Ori is wrong about ‘native language’

Dear Editor,

While I thank Mr Ori for his rejoinder to my letter, I cannot agree with any of the points that he puts forward. His letters repeat many of the ‘arguments’ that have been raised and answered before. Mr Ori is simply and demonstrably wrong about “native language”, wrong about “national language”,  wrong about the non-importance of national pride, wrong about Creolese.

Firstly, it is well-established that a person’s native language is the language they began speaking naturally from early childhood. There is no definition of a native language which is based on ancestral languages from other countries.

A national language is that which is naturally spoken by the population. It gives them a sense of identity, creates coherence, encapsulates and transmits their culture, and allows them to function freely in their everyday lives. Creolese is both the native language of perhaps all Guyanese, and the national language of  Guyana.
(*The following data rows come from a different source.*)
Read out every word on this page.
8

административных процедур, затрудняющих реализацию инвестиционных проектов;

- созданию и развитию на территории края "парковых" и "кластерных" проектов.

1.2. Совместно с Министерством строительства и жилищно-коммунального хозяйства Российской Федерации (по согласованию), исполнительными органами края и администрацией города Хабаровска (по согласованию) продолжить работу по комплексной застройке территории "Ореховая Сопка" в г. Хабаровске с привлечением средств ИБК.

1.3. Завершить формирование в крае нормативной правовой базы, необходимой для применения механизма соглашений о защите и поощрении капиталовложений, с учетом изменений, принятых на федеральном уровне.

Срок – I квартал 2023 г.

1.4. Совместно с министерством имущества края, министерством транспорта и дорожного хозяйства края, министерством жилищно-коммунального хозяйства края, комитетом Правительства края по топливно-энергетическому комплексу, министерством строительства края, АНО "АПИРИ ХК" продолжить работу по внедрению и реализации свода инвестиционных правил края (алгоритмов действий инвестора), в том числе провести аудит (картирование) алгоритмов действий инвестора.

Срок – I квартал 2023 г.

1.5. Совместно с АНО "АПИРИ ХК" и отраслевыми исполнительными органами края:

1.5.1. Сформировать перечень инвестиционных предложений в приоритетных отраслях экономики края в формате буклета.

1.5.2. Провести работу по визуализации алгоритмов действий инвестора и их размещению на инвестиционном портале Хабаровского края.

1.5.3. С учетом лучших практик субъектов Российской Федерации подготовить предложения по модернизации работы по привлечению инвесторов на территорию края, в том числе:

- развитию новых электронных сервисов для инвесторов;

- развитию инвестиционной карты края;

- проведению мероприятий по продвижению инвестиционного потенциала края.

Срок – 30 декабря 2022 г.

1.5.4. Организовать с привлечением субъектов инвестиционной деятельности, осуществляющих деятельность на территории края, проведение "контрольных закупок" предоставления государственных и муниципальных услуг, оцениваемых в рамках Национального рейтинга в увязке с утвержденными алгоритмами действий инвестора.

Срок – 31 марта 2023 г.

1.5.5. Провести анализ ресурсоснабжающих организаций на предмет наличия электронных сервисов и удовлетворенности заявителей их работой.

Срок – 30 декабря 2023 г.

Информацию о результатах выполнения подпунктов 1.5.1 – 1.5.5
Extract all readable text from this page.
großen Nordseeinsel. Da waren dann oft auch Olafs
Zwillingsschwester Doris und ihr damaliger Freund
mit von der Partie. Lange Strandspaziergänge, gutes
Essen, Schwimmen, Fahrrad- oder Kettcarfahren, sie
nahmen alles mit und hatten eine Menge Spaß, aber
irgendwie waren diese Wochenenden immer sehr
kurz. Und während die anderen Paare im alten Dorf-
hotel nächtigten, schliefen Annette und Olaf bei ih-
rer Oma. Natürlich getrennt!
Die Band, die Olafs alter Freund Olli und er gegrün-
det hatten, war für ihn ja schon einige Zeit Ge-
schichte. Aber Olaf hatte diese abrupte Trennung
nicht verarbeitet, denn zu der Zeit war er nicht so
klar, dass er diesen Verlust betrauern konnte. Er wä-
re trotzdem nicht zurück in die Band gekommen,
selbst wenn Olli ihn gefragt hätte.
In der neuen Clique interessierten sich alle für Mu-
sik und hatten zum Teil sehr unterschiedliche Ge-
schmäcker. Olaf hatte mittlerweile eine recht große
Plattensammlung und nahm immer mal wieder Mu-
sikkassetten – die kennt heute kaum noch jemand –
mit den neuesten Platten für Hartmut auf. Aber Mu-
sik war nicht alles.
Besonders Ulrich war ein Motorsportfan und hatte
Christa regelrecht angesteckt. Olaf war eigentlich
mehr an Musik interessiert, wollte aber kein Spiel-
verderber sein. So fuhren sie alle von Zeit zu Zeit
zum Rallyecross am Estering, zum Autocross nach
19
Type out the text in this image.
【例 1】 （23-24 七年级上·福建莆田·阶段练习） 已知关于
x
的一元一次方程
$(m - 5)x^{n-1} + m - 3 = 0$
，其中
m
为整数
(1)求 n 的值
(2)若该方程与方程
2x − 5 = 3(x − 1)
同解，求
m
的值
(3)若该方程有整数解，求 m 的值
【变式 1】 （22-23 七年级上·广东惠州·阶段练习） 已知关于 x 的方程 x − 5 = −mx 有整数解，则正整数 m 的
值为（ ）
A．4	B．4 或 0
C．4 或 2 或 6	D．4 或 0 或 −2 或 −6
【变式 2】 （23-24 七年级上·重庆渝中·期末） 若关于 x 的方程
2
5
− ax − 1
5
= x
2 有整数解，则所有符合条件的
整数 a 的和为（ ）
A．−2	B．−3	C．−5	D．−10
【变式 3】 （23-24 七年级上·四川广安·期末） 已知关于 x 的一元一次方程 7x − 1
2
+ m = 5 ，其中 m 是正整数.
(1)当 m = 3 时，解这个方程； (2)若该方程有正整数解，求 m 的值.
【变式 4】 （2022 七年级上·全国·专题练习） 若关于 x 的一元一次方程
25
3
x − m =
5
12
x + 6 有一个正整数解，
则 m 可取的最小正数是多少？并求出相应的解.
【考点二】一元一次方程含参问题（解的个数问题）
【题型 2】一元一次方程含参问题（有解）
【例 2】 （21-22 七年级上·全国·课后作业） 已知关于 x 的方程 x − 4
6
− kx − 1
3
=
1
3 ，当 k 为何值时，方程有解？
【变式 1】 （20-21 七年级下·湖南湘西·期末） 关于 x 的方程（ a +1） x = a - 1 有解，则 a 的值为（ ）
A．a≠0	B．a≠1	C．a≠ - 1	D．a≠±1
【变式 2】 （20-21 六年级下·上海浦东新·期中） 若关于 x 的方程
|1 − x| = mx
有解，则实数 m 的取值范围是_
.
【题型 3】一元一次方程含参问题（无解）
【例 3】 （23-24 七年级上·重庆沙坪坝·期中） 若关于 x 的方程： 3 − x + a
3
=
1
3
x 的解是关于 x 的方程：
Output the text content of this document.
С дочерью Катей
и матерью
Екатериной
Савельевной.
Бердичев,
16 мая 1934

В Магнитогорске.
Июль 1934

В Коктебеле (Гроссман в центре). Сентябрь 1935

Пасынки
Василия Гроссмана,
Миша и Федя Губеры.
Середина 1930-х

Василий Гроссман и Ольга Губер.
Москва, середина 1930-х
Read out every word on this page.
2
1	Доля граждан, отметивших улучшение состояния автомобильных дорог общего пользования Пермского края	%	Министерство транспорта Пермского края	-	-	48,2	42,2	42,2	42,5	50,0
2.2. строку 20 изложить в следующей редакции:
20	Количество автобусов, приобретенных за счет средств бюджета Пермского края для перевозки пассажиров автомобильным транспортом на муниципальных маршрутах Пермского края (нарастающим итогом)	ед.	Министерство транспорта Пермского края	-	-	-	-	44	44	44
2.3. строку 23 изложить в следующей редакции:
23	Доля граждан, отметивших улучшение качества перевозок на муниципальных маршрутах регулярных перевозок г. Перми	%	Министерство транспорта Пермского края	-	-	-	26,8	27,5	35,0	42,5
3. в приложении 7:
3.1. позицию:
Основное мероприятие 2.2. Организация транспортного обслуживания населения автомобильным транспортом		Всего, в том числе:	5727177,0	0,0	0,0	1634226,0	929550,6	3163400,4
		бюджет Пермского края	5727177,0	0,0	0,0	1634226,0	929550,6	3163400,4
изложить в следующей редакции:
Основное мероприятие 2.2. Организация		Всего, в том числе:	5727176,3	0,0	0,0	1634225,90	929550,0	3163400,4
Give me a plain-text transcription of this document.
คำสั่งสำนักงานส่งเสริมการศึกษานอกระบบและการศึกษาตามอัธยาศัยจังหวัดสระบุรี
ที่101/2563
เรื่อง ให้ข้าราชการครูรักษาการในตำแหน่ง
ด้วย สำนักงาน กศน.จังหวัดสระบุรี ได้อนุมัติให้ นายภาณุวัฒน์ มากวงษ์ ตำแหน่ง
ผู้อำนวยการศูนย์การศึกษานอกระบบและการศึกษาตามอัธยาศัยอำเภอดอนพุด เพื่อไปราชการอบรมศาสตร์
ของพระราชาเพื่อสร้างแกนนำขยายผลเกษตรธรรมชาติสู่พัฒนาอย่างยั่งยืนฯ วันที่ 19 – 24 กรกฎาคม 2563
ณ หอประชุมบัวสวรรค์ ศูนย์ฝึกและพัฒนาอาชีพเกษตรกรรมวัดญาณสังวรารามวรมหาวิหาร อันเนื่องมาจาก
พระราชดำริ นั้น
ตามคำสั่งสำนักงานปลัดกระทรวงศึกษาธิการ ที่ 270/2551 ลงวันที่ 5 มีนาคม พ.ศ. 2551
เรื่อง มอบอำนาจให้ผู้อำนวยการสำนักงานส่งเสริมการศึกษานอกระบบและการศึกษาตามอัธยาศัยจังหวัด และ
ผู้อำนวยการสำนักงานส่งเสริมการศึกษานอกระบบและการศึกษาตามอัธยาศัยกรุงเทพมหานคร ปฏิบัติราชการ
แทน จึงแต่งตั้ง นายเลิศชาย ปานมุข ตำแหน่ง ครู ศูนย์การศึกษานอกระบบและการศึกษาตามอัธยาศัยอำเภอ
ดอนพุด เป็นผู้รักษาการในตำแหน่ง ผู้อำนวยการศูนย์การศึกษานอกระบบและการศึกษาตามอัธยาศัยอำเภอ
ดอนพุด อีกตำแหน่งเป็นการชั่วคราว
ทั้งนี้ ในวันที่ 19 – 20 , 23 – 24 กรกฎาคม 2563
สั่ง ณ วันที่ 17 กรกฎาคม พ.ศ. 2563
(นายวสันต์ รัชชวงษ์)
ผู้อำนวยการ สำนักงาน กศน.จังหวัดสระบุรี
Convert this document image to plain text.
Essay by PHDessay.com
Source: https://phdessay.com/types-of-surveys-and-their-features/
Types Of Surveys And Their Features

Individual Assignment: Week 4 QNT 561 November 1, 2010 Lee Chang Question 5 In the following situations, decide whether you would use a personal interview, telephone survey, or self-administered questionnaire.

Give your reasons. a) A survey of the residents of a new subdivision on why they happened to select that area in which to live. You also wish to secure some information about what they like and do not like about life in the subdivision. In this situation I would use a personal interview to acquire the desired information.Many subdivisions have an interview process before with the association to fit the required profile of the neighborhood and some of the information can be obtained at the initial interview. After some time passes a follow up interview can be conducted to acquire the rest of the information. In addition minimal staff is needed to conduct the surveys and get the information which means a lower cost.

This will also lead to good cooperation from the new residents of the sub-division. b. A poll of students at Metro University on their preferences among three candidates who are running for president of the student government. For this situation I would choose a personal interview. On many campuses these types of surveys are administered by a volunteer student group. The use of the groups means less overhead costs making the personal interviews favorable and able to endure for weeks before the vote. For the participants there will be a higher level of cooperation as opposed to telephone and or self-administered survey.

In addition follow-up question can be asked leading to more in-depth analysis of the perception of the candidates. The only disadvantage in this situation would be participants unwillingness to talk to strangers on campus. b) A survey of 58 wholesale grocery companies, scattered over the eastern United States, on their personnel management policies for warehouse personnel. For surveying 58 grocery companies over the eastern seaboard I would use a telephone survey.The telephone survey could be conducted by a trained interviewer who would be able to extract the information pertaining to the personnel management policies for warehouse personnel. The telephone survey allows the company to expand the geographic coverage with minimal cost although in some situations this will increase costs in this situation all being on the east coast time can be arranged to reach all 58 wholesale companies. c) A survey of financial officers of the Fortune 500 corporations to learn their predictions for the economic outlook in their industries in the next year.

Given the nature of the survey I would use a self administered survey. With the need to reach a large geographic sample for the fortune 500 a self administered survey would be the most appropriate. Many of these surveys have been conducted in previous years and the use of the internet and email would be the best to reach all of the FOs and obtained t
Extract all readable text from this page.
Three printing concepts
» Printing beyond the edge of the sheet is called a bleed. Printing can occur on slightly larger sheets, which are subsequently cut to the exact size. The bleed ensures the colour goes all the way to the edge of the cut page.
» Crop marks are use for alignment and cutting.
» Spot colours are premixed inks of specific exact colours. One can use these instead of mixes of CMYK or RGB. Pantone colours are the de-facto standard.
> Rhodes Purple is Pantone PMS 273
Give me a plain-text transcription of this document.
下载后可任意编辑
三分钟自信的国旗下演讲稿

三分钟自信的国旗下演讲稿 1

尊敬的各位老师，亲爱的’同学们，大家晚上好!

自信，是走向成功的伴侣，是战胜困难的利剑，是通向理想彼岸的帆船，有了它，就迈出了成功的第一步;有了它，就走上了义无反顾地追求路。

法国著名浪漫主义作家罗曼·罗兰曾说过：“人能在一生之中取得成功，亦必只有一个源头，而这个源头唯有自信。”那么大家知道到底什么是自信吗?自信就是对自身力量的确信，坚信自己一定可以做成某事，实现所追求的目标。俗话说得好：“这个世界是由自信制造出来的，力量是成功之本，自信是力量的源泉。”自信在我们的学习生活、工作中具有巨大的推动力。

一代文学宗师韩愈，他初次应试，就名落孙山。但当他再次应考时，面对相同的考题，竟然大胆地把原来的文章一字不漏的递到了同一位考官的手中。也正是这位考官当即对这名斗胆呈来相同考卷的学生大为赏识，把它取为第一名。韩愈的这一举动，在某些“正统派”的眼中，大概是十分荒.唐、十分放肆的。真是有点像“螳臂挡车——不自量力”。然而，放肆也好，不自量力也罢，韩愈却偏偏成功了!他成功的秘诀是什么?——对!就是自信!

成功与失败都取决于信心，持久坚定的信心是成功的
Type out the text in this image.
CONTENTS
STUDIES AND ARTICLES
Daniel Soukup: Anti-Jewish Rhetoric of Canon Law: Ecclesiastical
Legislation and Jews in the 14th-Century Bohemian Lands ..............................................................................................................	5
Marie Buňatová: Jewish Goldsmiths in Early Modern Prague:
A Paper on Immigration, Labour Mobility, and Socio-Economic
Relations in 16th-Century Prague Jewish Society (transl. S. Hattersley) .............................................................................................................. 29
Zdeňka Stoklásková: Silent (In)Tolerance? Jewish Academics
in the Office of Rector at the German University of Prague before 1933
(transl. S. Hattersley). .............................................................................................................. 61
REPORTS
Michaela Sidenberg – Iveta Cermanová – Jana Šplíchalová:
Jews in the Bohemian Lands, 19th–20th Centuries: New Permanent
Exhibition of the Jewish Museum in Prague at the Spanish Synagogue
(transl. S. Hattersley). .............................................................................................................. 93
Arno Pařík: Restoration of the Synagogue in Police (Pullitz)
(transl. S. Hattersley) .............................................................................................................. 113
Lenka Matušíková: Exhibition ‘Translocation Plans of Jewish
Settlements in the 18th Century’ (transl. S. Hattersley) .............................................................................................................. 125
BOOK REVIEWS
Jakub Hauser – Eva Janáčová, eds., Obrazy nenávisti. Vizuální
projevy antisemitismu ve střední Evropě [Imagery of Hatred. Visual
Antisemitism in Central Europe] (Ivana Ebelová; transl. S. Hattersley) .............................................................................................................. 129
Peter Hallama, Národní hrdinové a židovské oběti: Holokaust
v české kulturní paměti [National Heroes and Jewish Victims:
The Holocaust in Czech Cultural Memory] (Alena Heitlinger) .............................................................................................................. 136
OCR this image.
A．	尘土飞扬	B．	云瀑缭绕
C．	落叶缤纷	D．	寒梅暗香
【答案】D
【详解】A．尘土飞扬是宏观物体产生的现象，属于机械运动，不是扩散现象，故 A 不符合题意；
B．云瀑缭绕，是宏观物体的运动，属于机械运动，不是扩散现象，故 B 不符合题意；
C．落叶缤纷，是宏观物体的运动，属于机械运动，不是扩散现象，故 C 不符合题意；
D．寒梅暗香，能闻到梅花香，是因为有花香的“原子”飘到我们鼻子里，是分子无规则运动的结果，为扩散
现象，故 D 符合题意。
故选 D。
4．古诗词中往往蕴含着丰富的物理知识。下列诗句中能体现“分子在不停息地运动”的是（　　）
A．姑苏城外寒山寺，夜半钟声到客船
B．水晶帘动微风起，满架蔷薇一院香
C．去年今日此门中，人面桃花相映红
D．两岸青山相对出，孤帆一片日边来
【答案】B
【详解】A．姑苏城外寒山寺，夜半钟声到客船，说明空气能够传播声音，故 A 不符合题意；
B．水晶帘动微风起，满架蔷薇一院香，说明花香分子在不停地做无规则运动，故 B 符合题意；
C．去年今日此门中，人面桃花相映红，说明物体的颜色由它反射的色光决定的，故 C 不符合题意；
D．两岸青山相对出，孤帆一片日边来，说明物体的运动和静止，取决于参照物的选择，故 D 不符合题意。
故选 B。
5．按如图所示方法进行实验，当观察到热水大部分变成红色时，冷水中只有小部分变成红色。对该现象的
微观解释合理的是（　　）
Secondly, the point I made is that people in other countries and even here in Guyana do not think that they have to abandon their native languages in favour of English. They learn English as a second language and maintain their native language. Many people recognize the advantages of keeping both languages. Evolving language and culture does not mean abandoning one’s first language – it simply means normal language change.

Thirdly, it is again sad that Mr Ori puts down the value of national pride. National pride is not arrogance, but a sense of who you are, as an equal to any other person. Without national pride, we may as well abandon our anthem, our pledge, parliament, independent and republican statuses, hand over our land to others and accept whatever the world hands down to us. It is remarkable that Mr Ori can emphasize his colonial legacy, yet downplay “national pride”. What he means is that pride in being a colonial is good, but pride in being Guyanese is bad. This is the absurd division of the colonial mind which Naipaul dealt with in The Mimic Men.

Fourthly, the rank economic argument of Mr Ori’s first letter raises its head again. In any language there is variation.  But this has never prevented any people or country from implementing systems of language education. There is an opportunity benefit rather than cost in valuing Creolese. George Cave in his letter (SN, March 24) points out the importance of Creolese in education. Guyanese professor at UWI Mona, Hubert Devonish, reported (Gleaner, March 6, 2016) on an international UNESCO study that found that children educated in their mother tongue performed 15-30 per cent better than those who were not schooled in their home language.

Fifthly, not only in the last 20 years, but ever since the 1960s, there has been growing interest, study, acceptance and support for creole languages around the world. There are over fifty countries around the world in which creoles are major languages. Not only are these creoles in existence, but they are actively used and promoted. Guyanese Creole, which was supposed to have disappeared by now, is alive and thriving. It has found its way into all levels. The Haitian constitution declared Haitian Creole an official language alongside French as far back as 1983. Seychellois is one of the official languages in the Seychelles. Tok Pisin is, of course, an official language in Papua New Guinea, where it is used at all levels.  Papiamento is official in Curaçao.  As recently as 2015, the United States recognized Hawaiian Creole as an official language – along with the other languages that Hawaiians speak.  Recognition of minority rights, understanding of language, movement away from elitism, understanding of how people learn, globalization, and a host of other factors have replaced narrow colonial thinking and ideas, and have opened the way for creole languages to be valued.

Sixthly, I’m sorry to accuse Mr Ori of “old imperialistic” thinking. Perhaps he would be more comfortable with the description “continued imperialistic” thinking, given his astonishing statement that “We have been a colony of England which has shaped us. No amount of rebranding will change that” – as if time stands still and culture does not evolve. I perhaps should remind Mr Ori that this is the year 2018; that we are an independent country and a republic; that generations have been born in this land who have had no experience of British rule. Even the British have moved on ‒ institutions such as the Oxford English Dictionary recognize and include creole lexical contributions to English. The Dictionary of Caribbean English Usage, the work of our own Guyanese Richard Allsopp, was published in 1996 by the hallowed Oxford University Press.

Finally, Mr Ori concludes with his typical dichotomous thinking: suppress Creolese to ensure better English. Brother Bob advised us to emancipate ourselves from mental slavery, but critically, he noted that “none but ourselves can free our mind”. At the heart of  Mr Ori’s letters is an unexamined fixation with a colonial past, which he confesses in his first and penultimate paragraphs, and an adherence to ideas that are fallacious or which have long been proven false.